Business Week Special Report on Aging in Place

What does it mean for seniors?

By Laurie Orlov

This is truly special. Business Week has devoted a special report to aging in place. We've seen newspaper and magazine articles, usually on the social curiosity or human interest aspect of using technology to help seniors. This report is different—it reflects and reinforces the key principles of creating viable markets and discusses the many, many small vendors and organizations that are investing, slowly growing the businesses that will serve us as we age. As I often say (when anyone is around to listen): a market undescribed doesn't exist. So what does it mean?
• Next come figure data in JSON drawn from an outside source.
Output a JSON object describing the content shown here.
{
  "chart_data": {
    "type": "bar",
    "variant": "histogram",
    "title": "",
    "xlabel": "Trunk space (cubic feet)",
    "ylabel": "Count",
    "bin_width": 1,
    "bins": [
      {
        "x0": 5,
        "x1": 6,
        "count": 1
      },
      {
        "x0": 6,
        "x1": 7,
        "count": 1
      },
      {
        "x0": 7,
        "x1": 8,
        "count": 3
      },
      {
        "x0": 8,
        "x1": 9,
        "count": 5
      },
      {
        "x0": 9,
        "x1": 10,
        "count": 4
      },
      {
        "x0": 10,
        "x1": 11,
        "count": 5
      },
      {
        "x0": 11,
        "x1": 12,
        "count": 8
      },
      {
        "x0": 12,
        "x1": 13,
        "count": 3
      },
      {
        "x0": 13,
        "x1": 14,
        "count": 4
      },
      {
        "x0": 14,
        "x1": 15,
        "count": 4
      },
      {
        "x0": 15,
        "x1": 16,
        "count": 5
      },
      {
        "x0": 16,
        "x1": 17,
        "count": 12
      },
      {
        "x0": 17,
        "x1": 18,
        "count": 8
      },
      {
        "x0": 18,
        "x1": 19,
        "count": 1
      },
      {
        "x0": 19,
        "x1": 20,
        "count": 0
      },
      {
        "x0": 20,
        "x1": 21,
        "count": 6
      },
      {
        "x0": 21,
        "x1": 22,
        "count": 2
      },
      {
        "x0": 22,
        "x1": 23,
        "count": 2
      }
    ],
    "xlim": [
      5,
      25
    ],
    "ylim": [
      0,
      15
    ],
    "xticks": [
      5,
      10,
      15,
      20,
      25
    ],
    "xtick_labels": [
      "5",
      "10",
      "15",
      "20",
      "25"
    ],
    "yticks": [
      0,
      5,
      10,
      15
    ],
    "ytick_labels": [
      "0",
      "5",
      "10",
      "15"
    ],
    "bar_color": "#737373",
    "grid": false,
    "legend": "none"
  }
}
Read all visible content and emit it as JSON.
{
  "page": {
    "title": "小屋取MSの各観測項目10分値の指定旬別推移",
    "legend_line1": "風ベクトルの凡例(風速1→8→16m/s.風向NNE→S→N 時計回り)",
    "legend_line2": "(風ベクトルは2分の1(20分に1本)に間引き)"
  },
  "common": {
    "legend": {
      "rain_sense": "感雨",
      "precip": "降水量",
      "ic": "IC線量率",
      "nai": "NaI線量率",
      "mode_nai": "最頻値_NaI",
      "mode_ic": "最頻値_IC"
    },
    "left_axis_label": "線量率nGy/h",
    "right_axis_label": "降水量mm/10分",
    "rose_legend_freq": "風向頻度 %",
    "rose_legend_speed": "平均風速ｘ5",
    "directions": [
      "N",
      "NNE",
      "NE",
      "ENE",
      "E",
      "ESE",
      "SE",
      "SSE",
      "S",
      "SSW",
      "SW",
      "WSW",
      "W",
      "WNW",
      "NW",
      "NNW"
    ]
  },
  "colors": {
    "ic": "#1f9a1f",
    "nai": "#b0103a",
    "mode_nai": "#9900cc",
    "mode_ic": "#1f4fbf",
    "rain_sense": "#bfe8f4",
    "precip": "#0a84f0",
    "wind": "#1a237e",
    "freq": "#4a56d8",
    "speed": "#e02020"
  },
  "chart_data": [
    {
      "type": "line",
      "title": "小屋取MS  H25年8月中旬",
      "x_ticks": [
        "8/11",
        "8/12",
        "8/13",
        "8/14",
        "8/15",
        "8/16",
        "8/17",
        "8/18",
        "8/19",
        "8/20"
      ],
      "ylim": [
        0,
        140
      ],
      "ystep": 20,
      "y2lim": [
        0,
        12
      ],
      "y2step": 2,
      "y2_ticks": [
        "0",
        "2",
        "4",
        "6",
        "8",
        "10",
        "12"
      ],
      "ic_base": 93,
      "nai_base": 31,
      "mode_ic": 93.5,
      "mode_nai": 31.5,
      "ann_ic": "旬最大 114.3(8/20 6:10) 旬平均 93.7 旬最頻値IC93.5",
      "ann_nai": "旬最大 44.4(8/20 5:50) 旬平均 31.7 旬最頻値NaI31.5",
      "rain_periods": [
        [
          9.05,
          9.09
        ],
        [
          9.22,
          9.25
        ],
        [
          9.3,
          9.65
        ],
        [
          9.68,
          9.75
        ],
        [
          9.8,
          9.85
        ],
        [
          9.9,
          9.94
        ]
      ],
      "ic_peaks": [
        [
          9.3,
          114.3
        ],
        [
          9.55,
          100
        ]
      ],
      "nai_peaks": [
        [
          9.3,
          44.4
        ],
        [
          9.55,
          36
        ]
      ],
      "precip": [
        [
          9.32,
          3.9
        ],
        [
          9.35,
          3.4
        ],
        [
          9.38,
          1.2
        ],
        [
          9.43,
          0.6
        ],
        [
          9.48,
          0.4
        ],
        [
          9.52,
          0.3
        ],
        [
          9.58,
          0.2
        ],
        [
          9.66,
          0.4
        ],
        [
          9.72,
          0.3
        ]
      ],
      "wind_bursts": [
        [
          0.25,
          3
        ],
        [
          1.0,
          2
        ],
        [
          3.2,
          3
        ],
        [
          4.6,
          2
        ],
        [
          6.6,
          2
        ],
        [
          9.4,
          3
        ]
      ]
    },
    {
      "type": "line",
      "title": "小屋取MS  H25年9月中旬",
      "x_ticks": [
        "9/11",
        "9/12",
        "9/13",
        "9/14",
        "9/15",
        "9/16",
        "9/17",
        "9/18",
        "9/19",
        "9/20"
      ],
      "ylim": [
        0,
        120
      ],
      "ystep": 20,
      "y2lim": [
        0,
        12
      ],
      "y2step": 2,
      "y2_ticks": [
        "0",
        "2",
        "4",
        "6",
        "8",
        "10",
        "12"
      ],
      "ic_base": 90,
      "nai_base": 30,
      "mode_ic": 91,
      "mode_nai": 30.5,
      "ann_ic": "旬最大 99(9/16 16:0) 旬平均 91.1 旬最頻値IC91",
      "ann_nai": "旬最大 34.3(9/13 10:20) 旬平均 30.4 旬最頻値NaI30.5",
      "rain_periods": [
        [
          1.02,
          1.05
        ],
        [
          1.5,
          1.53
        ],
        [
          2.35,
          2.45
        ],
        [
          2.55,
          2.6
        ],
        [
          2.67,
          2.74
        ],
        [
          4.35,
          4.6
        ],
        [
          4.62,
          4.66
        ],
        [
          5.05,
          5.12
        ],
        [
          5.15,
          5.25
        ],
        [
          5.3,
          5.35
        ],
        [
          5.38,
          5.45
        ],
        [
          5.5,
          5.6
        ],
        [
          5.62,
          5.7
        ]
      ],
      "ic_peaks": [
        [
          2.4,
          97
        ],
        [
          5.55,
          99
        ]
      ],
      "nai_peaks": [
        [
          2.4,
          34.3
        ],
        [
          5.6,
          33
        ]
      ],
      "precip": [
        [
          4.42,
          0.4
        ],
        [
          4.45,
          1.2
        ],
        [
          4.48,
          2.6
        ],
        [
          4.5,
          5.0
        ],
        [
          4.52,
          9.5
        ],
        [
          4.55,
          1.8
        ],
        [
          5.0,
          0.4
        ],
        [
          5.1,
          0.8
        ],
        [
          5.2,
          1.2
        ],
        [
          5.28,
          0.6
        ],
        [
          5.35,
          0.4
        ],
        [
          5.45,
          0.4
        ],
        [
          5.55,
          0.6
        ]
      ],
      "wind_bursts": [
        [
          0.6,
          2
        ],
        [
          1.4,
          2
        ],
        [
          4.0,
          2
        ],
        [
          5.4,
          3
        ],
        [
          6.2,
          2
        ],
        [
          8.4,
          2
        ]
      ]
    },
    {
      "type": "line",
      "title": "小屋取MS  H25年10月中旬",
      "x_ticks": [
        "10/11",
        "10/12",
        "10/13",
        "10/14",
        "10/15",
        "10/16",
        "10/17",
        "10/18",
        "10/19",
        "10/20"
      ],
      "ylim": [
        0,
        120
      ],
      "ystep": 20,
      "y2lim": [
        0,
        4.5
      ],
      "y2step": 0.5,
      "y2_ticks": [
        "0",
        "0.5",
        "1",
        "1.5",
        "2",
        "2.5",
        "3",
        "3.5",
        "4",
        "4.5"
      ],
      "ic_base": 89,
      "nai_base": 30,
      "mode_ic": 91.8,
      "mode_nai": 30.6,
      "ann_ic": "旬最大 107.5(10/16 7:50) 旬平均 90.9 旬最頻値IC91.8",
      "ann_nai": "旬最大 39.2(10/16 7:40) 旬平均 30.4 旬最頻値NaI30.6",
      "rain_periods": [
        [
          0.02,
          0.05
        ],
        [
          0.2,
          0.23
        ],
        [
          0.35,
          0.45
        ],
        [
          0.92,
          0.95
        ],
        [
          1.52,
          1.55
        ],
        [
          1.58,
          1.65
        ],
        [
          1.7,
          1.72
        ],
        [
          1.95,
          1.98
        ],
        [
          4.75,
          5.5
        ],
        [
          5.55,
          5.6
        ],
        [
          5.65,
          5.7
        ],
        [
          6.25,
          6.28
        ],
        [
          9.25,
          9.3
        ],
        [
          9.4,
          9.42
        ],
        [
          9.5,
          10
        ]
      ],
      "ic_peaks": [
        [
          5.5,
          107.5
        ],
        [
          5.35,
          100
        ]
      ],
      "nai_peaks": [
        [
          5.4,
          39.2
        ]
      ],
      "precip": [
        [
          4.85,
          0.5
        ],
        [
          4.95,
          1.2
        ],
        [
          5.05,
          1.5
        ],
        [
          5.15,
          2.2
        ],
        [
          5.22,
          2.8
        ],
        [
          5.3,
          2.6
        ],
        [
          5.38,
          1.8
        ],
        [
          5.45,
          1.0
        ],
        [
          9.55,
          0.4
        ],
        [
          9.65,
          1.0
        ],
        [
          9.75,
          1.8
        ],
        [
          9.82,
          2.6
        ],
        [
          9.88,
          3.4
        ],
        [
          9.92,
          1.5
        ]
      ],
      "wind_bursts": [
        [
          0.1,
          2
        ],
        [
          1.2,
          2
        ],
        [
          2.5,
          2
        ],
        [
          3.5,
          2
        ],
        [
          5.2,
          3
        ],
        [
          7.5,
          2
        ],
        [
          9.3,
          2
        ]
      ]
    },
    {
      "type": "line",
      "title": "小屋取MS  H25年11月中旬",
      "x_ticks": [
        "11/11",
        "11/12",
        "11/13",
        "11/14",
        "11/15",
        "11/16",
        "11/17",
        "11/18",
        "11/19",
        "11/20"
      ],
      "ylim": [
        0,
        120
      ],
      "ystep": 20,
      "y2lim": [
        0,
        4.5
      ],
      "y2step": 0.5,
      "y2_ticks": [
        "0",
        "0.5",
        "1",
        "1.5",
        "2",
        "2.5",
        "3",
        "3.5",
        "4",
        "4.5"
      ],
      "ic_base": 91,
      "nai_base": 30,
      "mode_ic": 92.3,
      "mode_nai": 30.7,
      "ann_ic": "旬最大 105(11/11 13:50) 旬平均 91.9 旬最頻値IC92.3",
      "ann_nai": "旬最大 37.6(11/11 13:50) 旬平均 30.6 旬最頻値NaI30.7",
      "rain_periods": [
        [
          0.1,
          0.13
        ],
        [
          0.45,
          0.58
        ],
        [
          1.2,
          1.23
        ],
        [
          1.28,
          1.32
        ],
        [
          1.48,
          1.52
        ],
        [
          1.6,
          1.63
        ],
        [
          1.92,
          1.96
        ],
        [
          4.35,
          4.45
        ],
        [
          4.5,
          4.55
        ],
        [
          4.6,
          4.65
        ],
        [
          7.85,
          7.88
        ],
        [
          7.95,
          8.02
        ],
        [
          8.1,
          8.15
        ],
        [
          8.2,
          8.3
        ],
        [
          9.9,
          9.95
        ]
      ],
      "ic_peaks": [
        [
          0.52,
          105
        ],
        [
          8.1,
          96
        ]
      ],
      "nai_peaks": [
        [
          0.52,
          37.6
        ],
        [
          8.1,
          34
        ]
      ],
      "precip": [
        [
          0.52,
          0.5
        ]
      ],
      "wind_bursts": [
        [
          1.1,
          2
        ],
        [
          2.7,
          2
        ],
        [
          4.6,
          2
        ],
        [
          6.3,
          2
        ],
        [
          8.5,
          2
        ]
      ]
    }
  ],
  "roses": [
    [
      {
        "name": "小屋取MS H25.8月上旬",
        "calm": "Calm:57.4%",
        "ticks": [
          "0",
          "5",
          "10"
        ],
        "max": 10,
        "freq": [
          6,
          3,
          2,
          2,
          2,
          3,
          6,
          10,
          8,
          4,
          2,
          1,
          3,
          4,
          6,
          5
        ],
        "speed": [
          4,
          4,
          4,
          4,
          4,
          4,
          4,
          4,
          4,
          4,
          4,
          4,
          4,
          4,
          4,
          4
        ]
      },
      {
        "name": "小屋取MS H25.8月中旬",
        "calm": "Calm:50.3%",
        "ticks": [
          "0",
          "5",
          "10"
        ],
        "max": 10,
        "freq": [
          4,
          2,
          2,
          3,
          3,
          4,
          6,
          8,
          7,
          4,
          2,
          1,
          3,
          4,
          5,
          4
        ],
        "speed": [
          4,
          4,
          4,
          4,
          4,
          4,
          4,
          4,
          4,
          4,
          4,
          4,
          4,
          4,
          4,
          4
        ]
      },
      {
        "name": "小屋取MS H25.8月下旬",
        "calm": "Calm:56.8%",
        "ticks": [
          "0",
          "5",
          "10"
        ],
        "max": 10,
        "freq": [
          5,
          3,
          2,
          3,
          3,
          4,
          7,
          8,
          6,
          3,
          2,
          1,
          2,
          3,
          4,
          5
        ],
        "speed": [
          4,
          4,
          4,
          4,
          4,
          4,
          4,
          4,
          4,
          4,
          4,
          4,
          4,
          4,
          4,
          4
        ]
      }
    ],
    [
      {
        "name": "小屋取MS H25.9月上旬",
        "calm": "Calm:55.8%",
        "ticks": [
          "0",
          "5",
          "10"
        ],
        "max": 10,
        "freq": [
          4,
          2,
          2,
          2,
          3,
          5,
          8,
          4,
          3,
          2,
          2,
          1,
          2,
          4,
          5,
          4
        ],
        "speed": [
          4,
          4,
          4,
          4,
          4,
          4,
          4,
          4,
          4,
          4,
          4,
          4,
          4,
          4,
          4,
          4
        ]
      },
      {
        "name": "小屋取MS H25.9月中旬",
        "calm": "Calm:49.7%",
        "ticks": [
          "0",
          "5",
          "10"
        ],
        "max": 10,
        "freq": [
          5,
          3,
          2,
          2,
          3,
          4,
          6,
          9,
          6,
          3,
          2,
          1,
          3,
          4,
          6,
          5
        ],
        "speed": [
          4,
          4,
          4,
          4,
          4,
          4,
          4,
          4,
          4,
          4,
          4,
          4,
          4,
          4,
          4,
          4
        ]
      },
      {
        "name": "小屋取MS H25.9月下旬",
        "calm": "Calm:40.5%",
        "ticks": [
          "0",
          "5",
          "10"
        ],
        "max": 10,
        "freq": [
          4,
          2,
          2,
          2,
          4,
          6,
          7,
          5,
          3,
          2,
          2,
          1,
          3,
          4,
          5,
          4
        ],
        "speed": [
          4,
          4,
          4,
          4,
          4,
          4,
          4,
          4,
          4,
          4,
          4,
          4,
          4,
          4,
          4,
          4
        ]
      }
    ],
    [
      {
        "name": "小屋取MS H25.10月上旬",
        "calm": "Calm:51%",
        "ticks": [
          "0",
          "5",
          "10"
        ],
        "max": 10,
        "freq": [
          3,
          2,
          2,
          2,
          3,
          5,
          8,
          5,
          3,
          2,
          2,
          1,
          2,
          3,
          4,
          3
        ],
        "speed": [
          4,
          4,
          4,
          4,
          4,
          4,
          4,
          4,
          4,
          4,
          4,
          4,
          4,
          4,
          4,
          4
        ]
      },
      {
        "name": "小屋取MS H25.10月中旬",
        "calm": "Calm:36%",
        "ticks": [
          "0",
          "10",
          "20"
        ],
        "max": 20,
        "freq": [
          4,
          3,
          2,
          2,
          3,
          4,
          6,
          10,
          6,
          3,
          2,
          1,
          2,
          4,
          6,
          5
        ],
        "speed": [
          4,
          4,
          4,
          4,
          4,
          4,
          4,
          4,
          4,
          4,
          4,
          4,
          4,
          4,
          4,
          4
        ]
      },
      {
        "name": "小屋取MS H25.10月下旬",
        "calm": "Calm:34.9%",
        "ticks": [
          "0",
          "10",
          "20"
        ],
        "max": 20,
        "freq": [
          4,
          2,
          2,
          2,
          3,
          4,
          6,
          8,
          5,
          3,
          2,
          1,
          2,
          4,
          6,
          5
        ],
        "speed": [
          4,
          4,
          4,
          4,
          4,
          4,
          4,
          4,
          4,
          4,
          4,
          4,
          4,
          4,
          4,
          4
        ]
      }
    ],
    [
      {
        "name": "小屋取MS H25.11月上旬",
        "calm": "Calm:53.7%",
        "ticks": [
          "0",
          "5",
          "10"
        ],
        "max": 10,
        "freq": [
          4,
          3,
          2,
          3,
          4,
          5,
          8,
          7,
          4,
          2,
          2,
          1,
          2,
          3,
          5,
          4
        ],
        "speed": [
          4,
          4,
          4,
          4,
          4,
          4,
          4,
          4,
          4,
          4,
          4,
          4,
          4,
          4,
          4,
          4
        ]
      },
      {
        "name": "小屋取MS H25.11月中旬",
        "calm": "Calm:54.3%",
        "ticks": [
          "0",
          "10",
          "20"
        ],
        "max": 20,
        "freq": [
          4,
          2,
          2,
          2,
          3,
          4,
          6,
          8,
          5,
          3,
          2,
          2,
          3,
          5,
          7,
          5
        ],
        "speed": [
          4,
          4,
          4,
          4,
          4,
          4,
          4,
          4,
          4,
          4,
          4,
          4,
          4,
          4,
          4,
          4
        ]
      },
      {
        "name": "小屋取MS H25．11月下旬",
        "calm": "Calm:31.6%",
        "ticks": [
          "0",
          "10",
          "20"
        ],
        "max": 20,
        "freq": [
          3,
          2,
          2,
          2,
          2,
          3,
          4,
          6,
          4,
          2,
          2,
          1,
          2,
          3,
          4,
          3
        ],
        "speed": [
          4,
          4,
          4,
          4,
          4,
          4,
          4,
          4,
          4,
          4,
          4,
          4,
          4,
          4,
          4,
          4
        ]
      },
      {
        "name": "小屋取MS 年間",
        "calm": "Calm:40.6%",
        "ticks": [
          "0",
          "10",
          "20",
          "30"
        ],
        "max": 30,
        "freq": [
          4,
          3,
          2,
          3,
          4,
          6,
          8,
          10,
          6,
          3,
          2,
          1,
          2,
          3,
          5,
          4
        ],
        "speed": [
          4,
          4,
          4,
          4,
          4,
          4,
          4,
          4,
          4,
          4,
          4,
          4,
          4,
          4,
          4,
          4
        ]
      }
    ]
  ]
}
Business press like this may jog big companies into considering doing more. Demographics (which have an inexorable forward movement these days), payment models, and documented success examples also encourage investment.

Big companies validate markets for small companies.
We’re talking about Intel, Philips, GE, Nintendo—all good for small players considering any of their categories. With big company marketing, small companies can ride on their coattails. "You know that Big Behemoth CO product? Ours does x, y, and z that it doesn't do."

Awareness is the largest barrier to adoption in this market. As proven in every setting where I speak, as well as by large surveys like AARP's Healthy@Home, people are largely unaware of the variety of technologies existing today that could help boomers (half with one living parent) and their aging parents.

Technology maturity is the second biggest barrier. A number of products today were merely gleams in the eye five years ago. That means they haven't been in the market long enough to undergo the revisions that can make them cheap, interoperable, and integrated in examples we can all see. When they've evolved more . . . well, think of the speedy evolution of “bag phones to today's tiny cell phones,” as I heard this week from Jim Reilly, director at NewCourtland HT. Maturity follows the lead of investment by big players.

So if you have a role to play in moving this industry forward, that special report was truly special.

By Laurie Orlov
Aging in Place Technology Watch Blog

[Originally posted September 23, 2009, at Laurie's Aging in Place Technology Watch Web site.]